Over time, these cravings become more powerful and demanding, making quitting difficult even as cocaine starts causing problems in a person’s life. Someone trying to lose weight through regular cocaine use is taking a huge risk of developing a cocaine use disorder and long-term addiction.
- Malnutrition and vitamin deficiencies
Cocaine reduces appetite, so users eat less frequently and in smaller portions. Over long periods, this can lead to serious malnutrition as the body does not get the nutrients and calories it needs.
Chronic cocaine users often develop vitamin and mineral deficiencies that cause serious health issues. Their compromised nutritional status makes them susceptible to illnesses and slows healing. Read Here: Can You Lose Weight After An Acid reflux Surgery?
- Overdose risk
Cocaine overdose is a serious medical emergency that can cause cardiac arrest, seizure, stroke, and even sudden death. Anyone using cocaine puts themselves at risk of overdose since different batches of the drug may have varying potencies and levels of contamination and adulterants. Overdose risk increases with higher doses and more frequent use. Someone relying on cocaine for weight loss must constantly walk this tightrope.
- Heart and vascular damage
Cocaine causes blood vessel constriction and elevated blood pressure, both of which stress the heart and cardiovascular system. Over time, these effects can lead to life-threatening issues like heart attack, stroke, aneurysm, and hypertension, even in otherwise young and healthy individuals. Chronic cocaine users who also try to lose weight face a higher risk of vascular damage.
- Mental health damage
Long-term cocaine abuse often takes a severe toll on mental health, leading to issues like anxiety, depression, paranoia, and impaired cognition. Someone losing weight through regular cocaine use may experience these side effects acceleratedly.
Their mood, thinking, and behavior could deteriorate quickly, interfering with relationships, work, and quality of life. Cocaine-related psychosis is also a serious risk.
- Higher crash risk
When intoxicated on cocaine, people experience distorted perceptions, impaired judgment, and reduced coordination – all of which increase the likelihood of accidents and injuries. Someone regularly using cocaine as a weight loss mechanism would remain frequently impaired, endangering themselves and others.
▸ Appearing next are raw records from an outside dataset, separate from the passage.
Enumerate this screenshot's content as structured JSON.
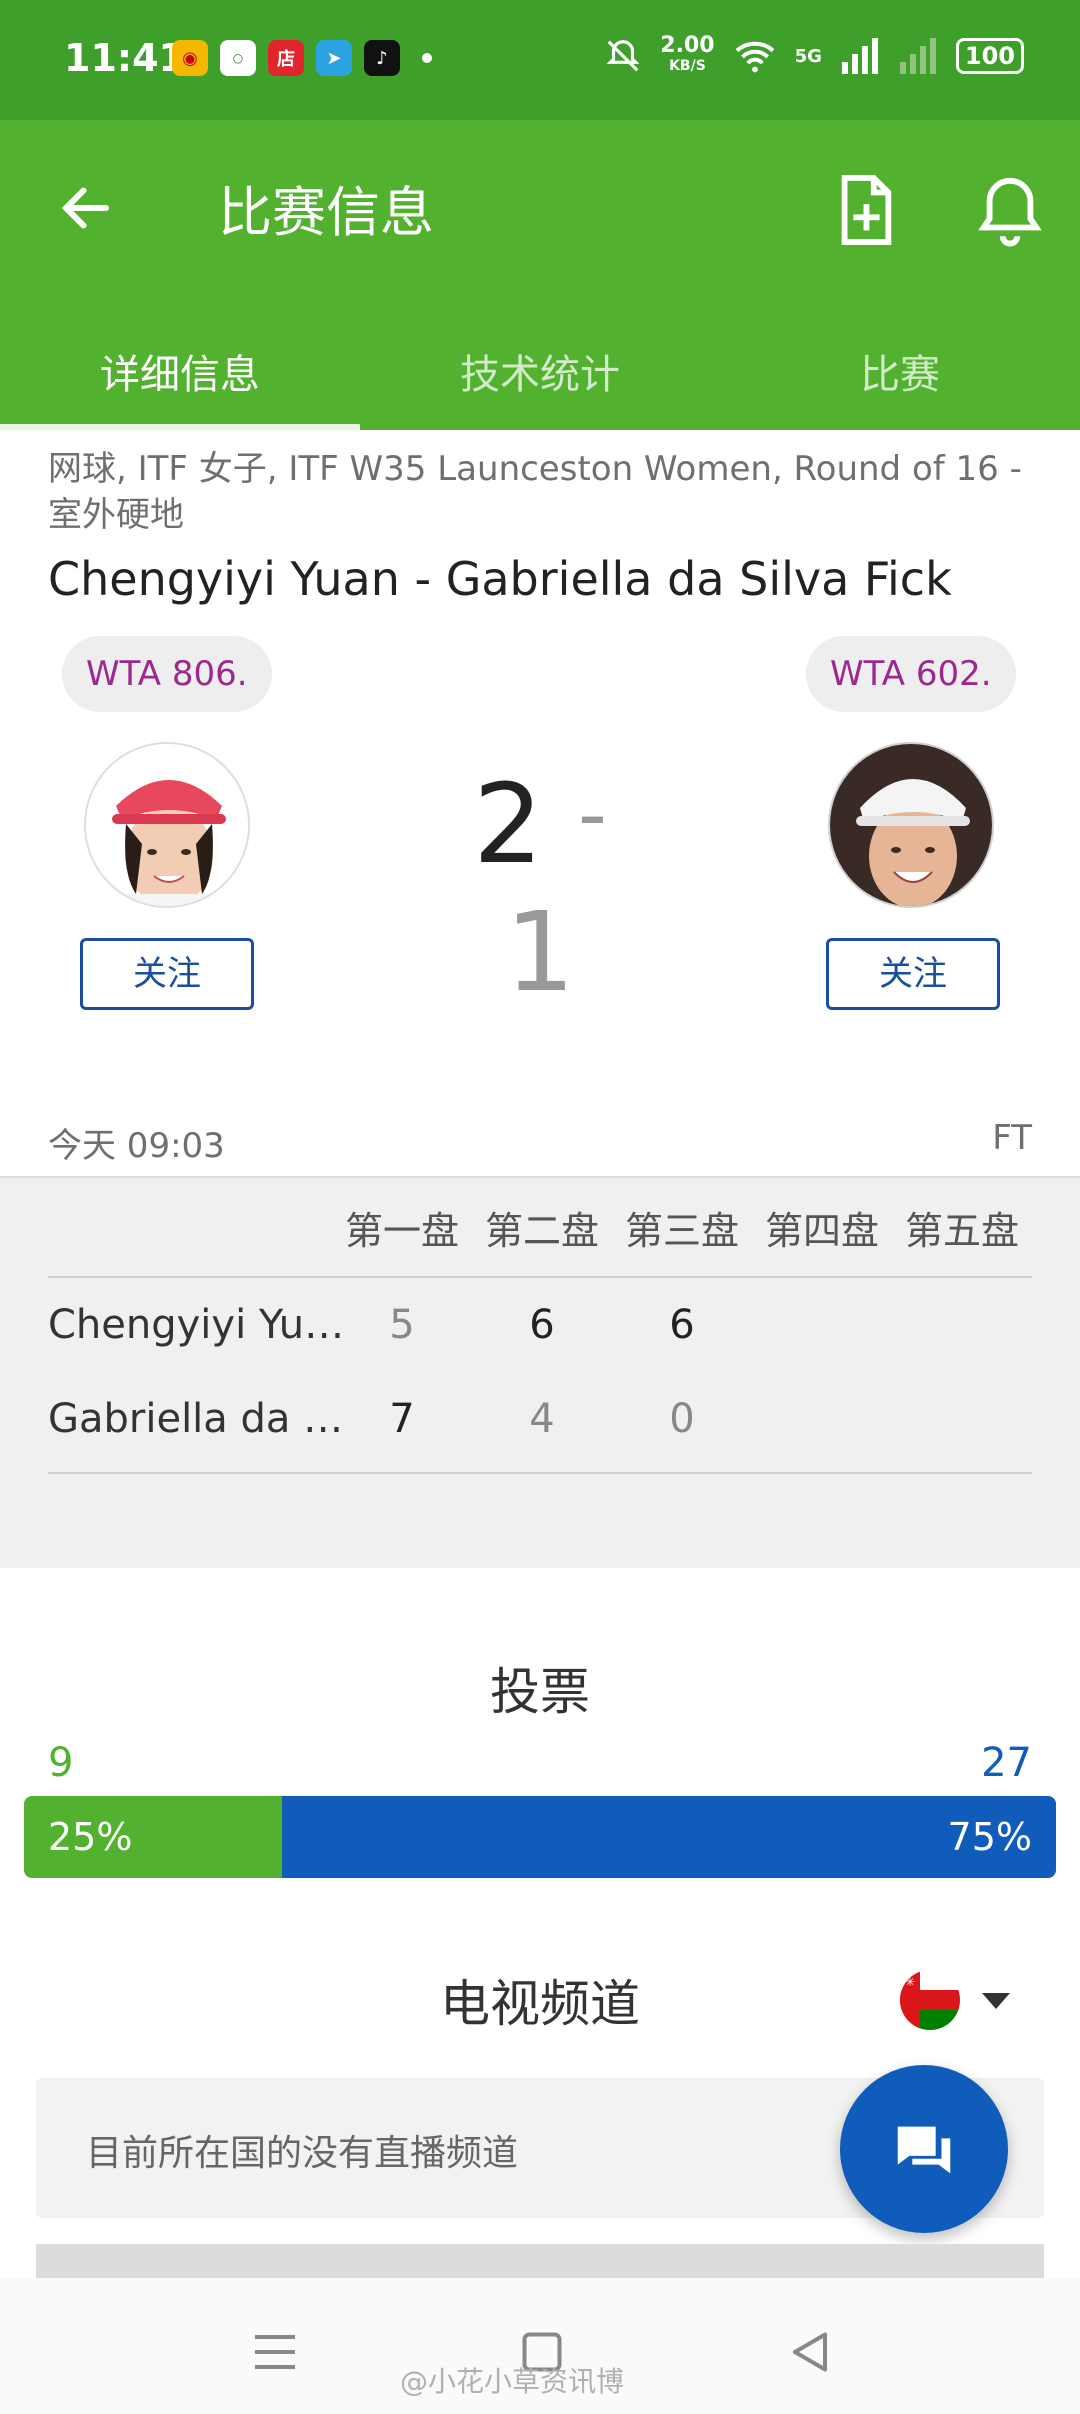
{
  "status_bar": {
    "time": "11:41",
    "speed_value": "2.00",
    "speed_unit": "KB/S",
    "network": "5G",
    "battery": "100"
  },
  "app_bar": {
    "title": "比赛信息"
  },
  "tabs": [
    {
      "label": "详细信息",
      "active": true
    },
    {
      "label": "技术统计",
      "active": false
    },
    {
      "label": "比赛",
      "active": false
    }
  ],
  "match": {
    "meta_line": "网球, ITF 女子, ITF W35 Launceston Women, Round of 16 - 室外硬地",
    "title": "Chengyiyi Yuan - Gabriella da Silva Fick",
    "home": {
      "rank": "WTA 806.",
      "follow_label": "关注",
      "short_name": "Chengyiyi Yu…"
    },
    "away": {
      "rank": "WTA 602.",
      "follow_label": "关注",
      "short_name": "Gabriella da …"
    },
    "score_home": "2",
    "score_sep": "-",
    "score_away": "1",
    "time": "今天 09:03",
    "status": "FT"
  },
  "sets": {
    "headers": [
      "第一盘",
      "第二盘",
      "第三盘",
      "第四盘",
      "第五盘"
    ],
    "home": [
      "5",
      "6",
      "6"
    ],
    "away": [
      "7",
      "4",
      "0"
    ]
  },
  "vote": {
    "title": "投票",
    "home_count": "9",
    "away_count": "27",
    "home_pct_label": "25%",
    "away_pct_label": "75%",
    "home_fraction": 0.25
  },
  "tv": {
    "title": "电视频道",
    "message": "目前所在国的没有直播频道"
  },
  "watermark": "@小花小草资讯博",
  "colors": {
    "brand_green": "#52b12f",
    "vote_blue": "#0f5cba",
    "rank_purple": "#9b2a8f"
  }
}
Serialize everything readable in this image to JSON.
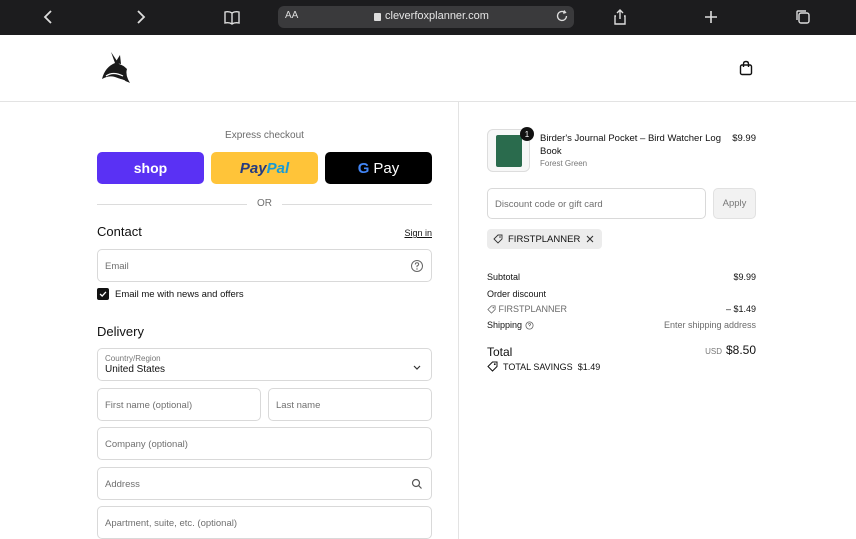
{
  "browser": {
    "text_size_label": "AA",
    "url": "cleverfoxplanner.com"
  },
  "express": {
    "label": "Express checkout",
    "shop_label": "shop",
    "paypal_part1": "Pay",
    "paypal_part2": "Pal",
    "gpay_g": "G",
    "gpay_label": "Pay",
    "or_label": "OR"
  },
  "contact": {
    "title": "Contact",
    "signin_label": "Sign in",
    "email_placeholder": "Email",
    "newsletter_label": "Email me with news and offers",
    "newsletter_checked": true
  },
  "delivery": {
    "title": "Delivery",
    "country_label": "Country/Region",
    "country_value": "United States",
    "first_name_placeholder": "First name (optional)",
    "last_name_placeholder": "Last name",
    "company_placeholder": "Company (optional)",
    "address_placeholder": "Address",
    "apartment_placeholder": "Apartment, suite, etc. (optional)"
  },
  "order": {
    "item": {
      "name": "Birder's Journal Pocket – Bird Watcher Log Book",
      "variant": "Forest Green",
      "price": "$9.99",
      "quantity": "1"
    },
    "discount_placeholder": "Discount code or gift card",
    "apply_label": "Apply",
    "applied_code": "FIRSTPLANNER",
    "subtotal_label": "Subtotal",
    "subtotal_value": "$9.99",
    "order_discount_label": "Order discount",
    "discount_code": "FIRSTPLANNER",
    "discount_value": "– $1.49",
    "shipping_label": "Shipping",
    "shipping_value": "Enter shipping address",
    "total_label": "Total",
    "currency": "USD",
    "total_value": "$8.50",
    "savings_label": "TOTAL SAVINGS",
    "savings_value": "$1.49"
  },
  "colors": {
    "shop": "#5a31f4",
    "paypal": "#ffc439",
    "gpay": "#000000"
  }
}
Does cocaine make you lose weight? Yes. However, while weight loss may be observed in individuals who use cocaine due to appetite suppression and metabolic changes, the dangers and risks associated with cocaine use far outweigh any perceived benefits for weight loss. Cocaine is a highly addictive and illegal drug that poses significant health risks.
Instead of resorting to dangerous substances, it is crucial to prioritize a healthy lifestyle, including a balanced diet, regular exercise, and sustainable habits, for long-term weight loss and overall well-being. Seeking professional guidance from healthcare providers or nutritionists can provide effective and safe strategies for achieving weight management goals.